Diversification has long been regarded as one of the cornerstones of successful investing, helping investors reduce the risks associated with concentrated bets on individual stocks or sectors. Weighing into the debate, Zerodha co-founder and CEO Nithin Kamath said most investors are better off owning a broad basket of stocks or exchange-traded funds (ETFs) rather than building concentrated portfolios. He used the recent performance of the IT sector to make his case.
In a post on X, Kamath pointed to the recent performance of the IT sector to explain why diversified investing often works better over the long term. He noted that while the Nifty IT index has fallen around 8% over the last five years, Tata Consultancy Services (TCS) has declined by about 40%, highlighting the risks of relying on individual stocks instead of broader market exposure.

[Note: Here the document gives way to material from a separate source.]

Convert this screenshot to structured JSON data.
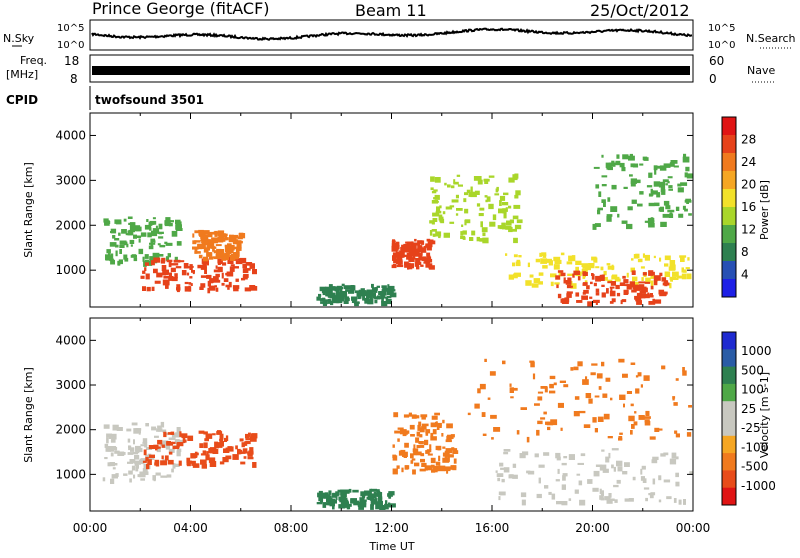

“For most people, buying a broad basket of stocks or ETFs is a better investment strategy than picking specific sectors and building concentrated stock portfolios. For example, over the last 5 years, the Nifty IT index fell by 8%, while TCS dropped by about 40%. By the way, we are working on a new Kite Nudge that will alert you when you are placing an order, if your exposure to a single sector exceeds X%.”
Furthermore, Kamath revealed that Zerodha is developing a new Kite Nudge that will notify users when they place an order if their exposure to a single sector crosses a pre-defined threshold. The feature is aimed at helping investors avoid excessive concentration in one sector and encouraging better portfolio diversification.
Kamath’s remarks come at a time when IT stocks have staged a sharp rebound after witnessing sustained selling pressure over the past few sessions.
IT stocks rebound after four-day slide
The Nifty IT index surged over 4% on July 2, snapping a four-session losing streak as investors returned to large-cap technology stocks despite mixed signals from global markets.
The rally was led by frontline IT companies. Infosys climbed 5.1%, HCLTech gained 4%, and Tata Consultancy Services advanced 3.2%, making them the top three gainers on the Nifty. Tech Mahindra rose 2.6%, while Wipro added 2.3%, resulting in five IT stocks featuring among the top 10 gainers on the benchmark index.
Buying interest was also visible in the broader market. Tata Technologies jumped 5%, Coforge gained 4.6%, while Mphasis and Persistent Systems rose 3-4% each, with four IT companies figuring among the top gainers on the BSE Midcap index.
The rebound followed a prolonged correction in the sector, with investors taking advantage of lower valuations after recent declines. IT stocks had come under pressure amid concerns over slowing discretionary technology spending, persistent macroeconomic uncertainty and the long-term impact of artificial intelligence on traditional IT services business models.
The recovery in domestic IT shares came despite weakness in global technology stocks. US equities ended marginally lower overnight, with technology shares under pressure as the Philadelphia Semiconductor Index slumped 6.3% on concerns over elevated valuations and heavy AI-related capital expenditure. Although an 8.8% rally in Meta Platforms helped limit losses on Wall Street, semiconductor stocks remained under pressure.
Asian technology stocks also traded lower, with South Korean chipmakers SK Hynix and Samsung Electronics declining sharply as investors rotated out of semiconductor stocks following a strong quarterly rally.
Despite Wednesday’s rebound, the Nifty IT index remains the worst-performing sectoral index, having declined 30.6% as concerns over AI-led disruption weighed on investor sentiment. While worries over artificial intelligence, slowing discretionary spending and global macroeconomic uncertainty continue to dominate the sector, historical data suggests that periods of peak pessimism have often created attractive long-term investment opportunities.
Disclaimer: The views and recommendations made above are those of individual analysts or broking companies, and not of Mint. We advise investors to check with certified experts before making any investment decisions.